Seated on a high ladder stand, I was watching for a buck to visit a nearby scrape. My view of the hardwood slope was excellent and my hopes were high. I didn’t see the buck that hunt, but I had a memorable day on the stand. So many of our days afield, whether deer hunting, fishing, hiking or whatever reason draws us outdoors, the unexpected sights and experiences often turn out to be the highlights.
On this day I was enjoying the anticipation and the silence when a pileated woodpecker flashed by and grabbed hold of a slender poplar tree that was only a dozen feet away and at eye level with me as I sat still and well camouflaged. I got set to do some eavesdropping at close range.
The colorful bird with the red “Woody Woodpecker” crest turned his head from side to side a couple of times and adjusted his position, toe nails gripping the tree’s trunk with aplomb that I will never understand. He then punched an internal button and his head became a jackhammer with deliberate, powerful strokes
As soon as his purposeful pecking stopped the woodpecker did something I have never seen a woodpecker do. He thrust his head forward, extending it sideways with his lengthy neck. His head was turned so that he placed his ear beside the spot where he had just hammered! The bird was listening for movement of any bug he might have disturbed with his drilling!

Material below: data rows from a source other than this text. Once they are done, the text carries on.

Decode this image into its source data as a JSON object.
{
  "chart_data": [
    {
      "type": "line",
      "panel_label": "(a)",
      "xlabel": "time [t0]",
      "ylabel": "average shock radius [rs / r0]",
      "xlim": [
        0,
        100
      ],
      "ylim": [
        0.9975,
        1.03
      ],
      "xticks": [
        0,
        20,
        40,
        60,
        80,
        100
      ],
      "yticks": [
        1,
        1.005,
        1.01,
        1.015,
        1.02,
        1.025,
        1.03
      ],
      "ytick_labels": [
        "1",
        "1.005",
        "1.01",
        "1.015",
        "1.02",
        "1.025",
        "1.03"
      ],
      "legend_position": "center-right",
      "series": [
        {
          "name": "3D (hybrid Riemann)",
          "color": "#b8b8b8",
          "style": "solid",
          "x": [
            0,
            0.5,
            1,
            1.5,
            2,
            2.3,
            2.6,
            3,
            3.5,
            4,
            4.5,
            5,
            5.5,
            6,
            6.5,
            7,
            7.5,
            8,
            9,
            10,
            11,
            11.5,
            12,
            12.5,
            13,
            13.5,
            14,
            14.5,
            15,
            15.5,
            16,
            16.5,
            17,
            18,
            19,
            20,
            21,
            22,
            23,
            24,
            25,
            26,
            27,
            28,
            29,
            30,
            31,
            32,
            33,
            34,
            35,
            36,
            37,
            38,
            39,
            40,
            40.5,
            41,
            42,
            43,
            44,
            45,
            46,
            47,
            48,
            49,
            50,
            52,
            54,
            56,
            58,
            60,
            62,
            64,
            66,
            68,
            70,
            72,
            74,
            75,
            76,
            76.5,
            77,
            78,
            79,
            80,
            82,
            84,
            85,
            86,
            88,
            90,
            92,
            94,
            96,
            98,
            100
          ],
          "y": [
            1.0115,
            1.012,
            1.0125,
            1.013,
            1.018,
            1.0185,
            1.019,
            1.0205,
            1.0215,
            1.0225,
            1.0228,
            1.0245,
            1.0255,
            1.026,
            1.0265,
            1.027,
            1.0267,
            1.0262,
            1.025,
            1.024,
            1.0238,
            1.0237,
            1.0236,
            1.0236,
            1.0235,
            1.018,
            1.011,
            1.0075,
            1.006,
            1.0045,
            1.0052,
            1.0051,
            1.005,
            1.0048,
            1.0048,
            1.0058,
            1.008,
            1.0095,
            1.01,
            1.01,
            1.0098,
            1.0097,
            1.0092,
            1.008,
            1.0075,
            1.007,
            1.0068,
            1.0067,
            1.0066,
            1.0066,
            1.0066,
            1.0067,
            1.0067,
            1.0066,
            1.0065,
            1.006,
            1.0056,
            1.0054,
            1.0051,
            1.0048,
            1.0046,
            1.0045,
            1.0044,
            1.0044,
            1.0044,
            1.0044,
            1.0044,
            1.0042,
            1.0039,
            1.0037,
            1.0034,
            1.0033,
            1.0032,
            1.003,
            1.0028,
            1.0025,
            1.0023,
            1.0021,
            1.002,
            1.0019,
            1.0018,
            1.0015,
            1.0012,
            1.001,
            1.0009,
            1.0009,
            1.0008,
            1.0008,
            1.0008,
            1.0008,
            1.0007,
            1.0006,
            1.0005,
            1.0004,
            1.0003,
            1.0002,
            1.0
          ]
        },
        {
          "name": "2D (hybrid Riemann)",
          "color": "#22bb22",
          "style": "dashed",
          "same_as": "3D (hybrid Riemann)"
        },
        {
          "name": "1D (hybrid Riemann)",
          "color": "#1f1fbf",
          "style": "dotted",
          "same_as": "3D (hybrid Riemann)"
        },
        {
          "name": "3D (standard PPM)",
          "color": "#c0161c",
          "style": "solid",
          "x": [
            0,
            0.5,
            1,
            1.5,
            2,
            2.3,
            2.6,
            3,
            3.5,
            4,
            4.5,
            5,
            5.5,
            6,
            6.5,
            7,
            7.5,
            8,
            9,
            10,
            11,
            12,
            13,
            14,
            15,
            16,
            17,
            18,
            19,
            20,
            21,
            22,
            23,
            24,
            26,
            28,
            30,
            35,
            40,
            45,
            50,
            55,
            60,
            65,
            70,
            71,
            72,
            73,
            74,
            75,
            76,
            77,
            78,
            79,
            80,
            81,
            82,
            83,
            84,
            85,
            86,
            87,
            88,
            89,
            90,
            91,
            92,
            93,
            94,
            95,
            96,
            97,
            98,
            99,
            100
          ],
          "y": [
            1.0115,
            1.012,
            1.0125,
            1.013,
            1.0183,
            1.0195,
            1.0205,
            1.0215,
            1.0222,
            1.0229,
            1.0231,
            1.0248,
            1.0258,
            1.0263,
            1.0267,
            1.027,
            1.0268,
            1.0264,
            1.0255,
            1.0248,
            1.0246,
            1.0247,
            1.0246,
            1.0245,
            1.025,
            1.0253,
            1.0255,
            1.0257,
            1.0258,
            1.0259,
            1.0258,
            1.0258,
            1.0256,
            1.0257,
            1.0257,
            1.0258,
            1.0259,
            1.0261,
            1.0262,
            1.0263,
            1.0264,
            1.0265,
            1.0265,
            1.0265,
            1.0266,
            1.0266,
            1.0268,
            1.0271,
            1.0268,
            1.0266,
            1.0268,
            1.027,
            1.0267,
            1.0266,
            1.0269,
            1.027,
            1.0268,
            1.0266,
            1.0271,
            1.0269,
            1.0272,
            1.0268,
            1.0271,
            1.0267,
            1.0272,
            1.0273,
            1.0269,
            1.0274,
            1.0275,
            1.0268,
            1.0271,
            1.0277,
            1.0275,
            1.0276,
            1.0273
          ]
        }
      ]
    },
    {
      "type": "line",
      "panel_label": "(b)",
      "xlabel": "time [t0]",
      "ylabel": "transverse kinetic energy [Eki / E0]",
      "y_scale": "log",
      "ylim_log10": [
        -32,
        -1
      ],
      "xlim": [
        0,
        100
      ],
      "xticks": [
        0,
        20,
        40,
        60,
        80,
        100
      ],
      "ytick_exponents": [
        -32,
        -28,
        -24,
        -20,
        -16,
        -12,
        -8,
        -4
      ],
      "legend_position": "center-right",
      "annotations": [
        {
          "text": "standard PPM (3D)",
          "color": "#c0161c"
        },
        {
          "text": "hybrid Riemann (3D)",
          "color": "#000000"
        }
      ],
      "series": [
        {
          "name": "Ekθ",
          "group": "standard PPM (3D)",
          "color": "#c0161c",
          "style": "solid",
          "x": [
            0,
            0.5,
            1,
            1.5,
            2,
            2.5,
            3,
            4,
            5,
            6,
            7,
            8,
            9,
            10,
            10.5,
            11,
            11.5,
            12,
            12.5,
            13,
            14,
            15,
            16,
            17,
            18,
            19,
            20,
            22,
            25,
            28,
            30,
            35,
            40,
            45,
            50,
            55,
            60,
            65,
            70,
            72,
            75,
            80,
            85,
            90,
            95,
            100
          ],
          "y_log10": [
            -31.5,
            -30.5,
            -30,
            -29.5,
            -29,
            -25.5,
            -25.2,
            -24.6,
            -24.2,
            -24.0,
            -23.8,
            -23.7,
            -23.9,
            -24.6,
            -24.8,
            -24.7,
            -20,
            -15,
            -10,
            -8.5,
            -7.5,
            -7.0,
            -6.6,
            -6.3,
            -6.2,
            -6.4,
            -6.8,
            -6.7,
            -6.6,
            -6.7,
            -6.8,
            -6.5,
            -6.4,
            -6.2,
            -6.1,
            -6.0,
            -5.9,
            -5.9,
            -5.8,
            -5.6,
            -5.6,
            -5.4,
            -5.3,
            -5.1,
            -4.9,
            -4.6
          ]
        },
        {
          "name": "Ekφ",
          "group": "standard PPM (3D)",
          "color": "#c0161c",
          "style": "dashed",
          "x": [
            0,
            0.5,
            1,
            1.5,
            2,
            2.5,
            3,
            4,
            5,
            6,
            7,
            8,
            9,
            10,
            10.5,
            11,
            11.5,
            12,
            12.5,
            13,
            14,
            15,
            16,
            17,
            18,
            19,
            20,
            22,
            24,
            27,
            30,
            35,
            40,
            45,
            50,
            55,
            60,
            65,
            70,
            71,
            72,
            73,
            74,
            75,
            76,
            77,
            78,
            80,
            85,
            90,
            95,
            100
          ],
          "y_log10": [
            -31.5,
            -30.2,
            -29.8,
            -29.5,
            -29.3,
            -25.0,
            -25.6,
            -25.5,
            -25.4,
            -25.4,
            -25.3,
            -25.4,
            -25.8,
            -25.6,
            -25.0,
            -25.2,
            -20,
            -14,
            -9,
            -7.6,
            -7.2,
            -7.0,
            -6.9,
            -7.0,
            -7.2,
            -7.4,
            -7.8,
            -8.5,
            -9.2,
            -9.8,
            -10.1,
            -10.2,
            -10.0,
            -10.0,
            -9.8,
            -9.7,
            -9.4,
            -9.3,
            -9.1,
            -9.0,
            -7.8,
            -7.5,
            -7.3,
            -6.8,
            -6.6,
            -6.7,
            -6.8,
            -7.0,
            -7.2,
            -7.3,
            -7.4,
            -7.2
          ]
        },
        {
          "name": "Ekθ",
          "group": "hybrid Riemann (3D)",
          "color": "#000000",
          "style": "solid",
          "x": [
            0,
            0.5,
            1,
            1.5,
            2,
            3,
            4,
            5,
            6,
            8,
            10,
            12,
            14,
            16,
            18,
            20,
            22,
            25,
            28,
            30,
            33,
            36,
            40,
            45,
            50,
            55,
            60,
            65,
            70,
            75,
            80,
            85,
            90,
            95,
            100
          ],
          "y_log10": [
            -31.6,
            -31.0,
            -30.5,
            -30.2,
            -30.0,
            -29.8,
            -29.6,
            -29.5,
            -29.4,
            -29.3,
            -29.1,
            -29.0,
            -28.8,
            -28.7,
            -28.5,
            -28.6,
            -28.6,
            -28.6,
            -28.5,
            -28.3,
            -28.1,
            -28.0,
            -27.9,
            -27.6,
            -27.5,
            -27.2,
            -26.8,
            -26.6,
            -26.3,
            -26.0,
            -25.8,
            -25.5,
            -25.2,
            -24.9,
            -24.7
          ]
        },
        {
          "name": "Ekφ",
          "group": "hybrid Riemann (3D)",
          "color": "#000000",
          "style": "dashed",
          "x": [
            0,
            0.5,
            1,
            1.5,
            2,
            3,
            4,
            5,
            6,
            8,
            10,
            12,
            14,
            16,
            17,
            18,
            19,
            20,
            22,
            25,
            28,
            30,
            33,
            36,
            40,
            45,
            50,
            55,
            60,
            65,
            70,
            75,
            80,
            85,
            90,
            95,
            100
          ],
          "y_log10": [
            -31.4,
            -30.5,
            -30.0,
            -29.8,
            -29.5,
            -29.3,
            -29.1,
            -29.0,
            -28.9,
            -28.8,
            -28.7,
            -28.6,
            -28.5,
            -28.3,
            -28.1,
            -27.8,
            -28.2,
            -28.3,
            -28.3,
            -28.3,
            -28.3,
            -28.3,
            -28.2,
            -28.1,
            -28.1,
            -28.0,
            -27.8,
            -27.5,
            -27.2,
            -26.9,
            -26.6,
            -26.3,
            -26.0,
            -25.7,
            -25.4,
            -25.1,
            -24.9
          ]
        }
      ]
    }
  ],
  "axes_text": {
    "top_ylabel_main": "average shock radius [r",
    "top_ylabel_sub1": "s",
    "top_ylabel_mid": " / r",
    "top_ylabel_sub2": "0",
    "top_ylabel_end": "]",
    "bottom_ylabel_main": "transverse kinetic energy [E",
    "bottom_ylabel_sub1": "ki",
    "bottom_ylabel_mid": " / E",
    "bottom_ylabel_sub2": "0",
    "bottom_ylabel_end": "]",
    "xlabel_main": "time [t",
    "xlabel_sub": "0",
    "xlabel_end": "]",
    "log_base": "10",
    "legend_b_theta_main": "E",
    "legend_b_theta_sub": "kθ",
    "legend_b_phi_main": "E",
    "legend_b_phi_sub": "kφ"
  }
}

I was astonished. Before I could consider the sight, the cunning bird moved up the tree trunk a few inches and resumed his strong hammering once more, immediately following the forceful tapping with the “ear to the ground” routine. He listened patiently for several seconds for any squirming morsel beneath the bark. Hearing none he moved yet again and repeated the sequence. After detecting no creeping larvae, the resourceful fowl flew away to another tree out of my sight, I presume to continue his sledge hammer and listen procedure. I didn’t know woodpeckers did that! Do they all? I don’t know. But I got to observe at least one that does.